Richard Winger, a Californian who publishes Ballot Access News, says, "[There will be] no one on the November ballot but Democrats and Republicans, no write-ins counted. We know top-two works this way because that is how it worked in Washington state in 2008. I will not be voting in midterm general elections in California any longer, if Proposition 14 is upheld, and I suspect thousands of other Californians feel the same way."


[1] All candidates, including independents, are listed on a single ballot. The top two vote-getters, regardless of party, advance to the runoff. Louisiana has a runoff only when no candidate receives 50-plus percent in the first round. Washington state and California, in contrast, always have a second round of voting; thus it's possible for a candidate who gets 50-plus percent in the first round to be defeated in the runoff.

Wednesday, June 02, 2010

1-Party County Elections in a 2-Party State

Next Tuesday, South Carolina will hold its party primaries for federal, state, and county offices. Voters in some counties there will have to make a choice similar to the one that many Mississippians have to make every four years.

"Voters may have to make a choice between voting in statewide races of their choice, and voting in local races.

"At the local level, Chester County has a long history of being a Democratic county. Contested races are contested in the primaries, almost always. The winner of the primaries usually faces no GOP or independent challenges, so he or she wins the election, by default.

"But there is a long list of candidates on the GOP ticket. Four people are running for governor. Three people for lieutenant governor and six, yes six, people for education superintendent.
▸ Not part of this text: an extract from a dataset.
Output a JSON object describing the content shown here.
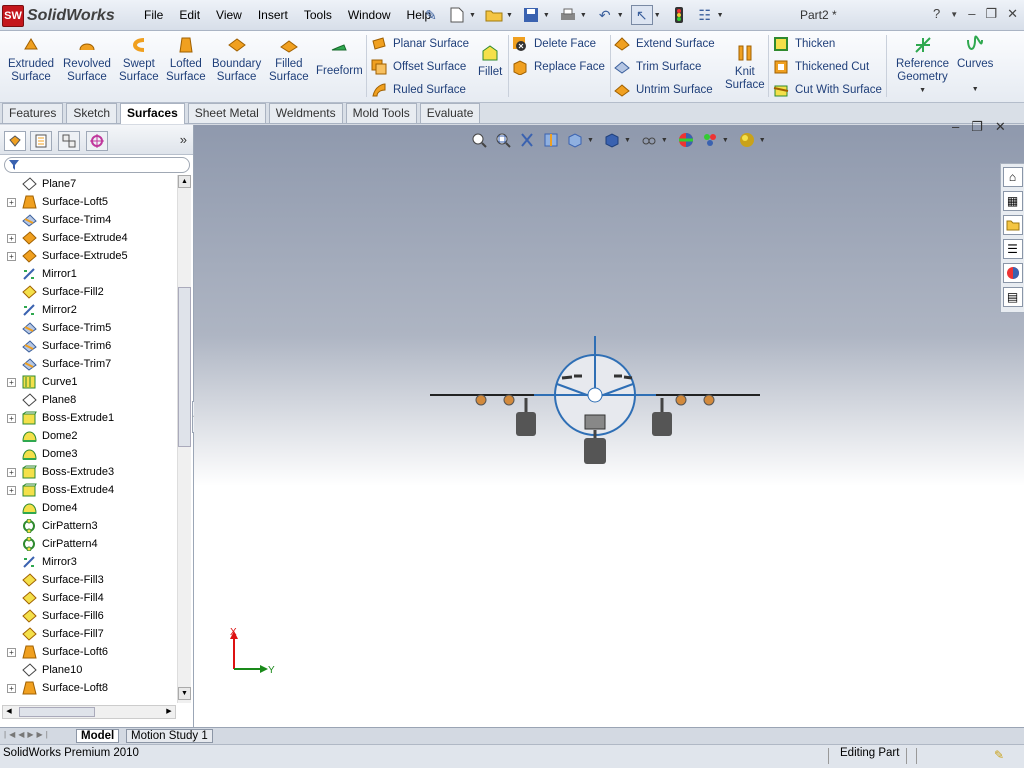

"If you want to vote in one of those races, but you also want to vote for County Supervisor, you’re out of luck. You have to make a choice. You cannot vote for both."

In Hinds County, seat of Mississippi's capital of Jackson, the races for county offices are decided in the Democratic primary. So any Hinds Countian who votes in the Republican primary misses out on voting for county officials (in 2007, for example, there was a hot race in the Republican primary for lieutenant governor between Phil Bryant and Charlie Ross).

In neighboring Rankin County, the reverse is true. Almost all of the candidates for county offices run in the Republican primary, so anyone who chooses a Democratic ballot doesn't get to vote for county officials (in 2007, Rob Smith of Rankin County ran in the Democratic primary for secretary of state).

The writer in South Carolina makes a suggestion that would also solve Mississippi's problem: Change to nonpartisan elections-- popularly called "open primaries"-- for county officials. Unlike in South Carolina, Mississippi citizens can make this change through a ballot initiative.

This has been a recurring issue in the Magnolia State for many years. Along about this time next year, many of our people will again be fired up about it.

When are we going to actually DO something about it?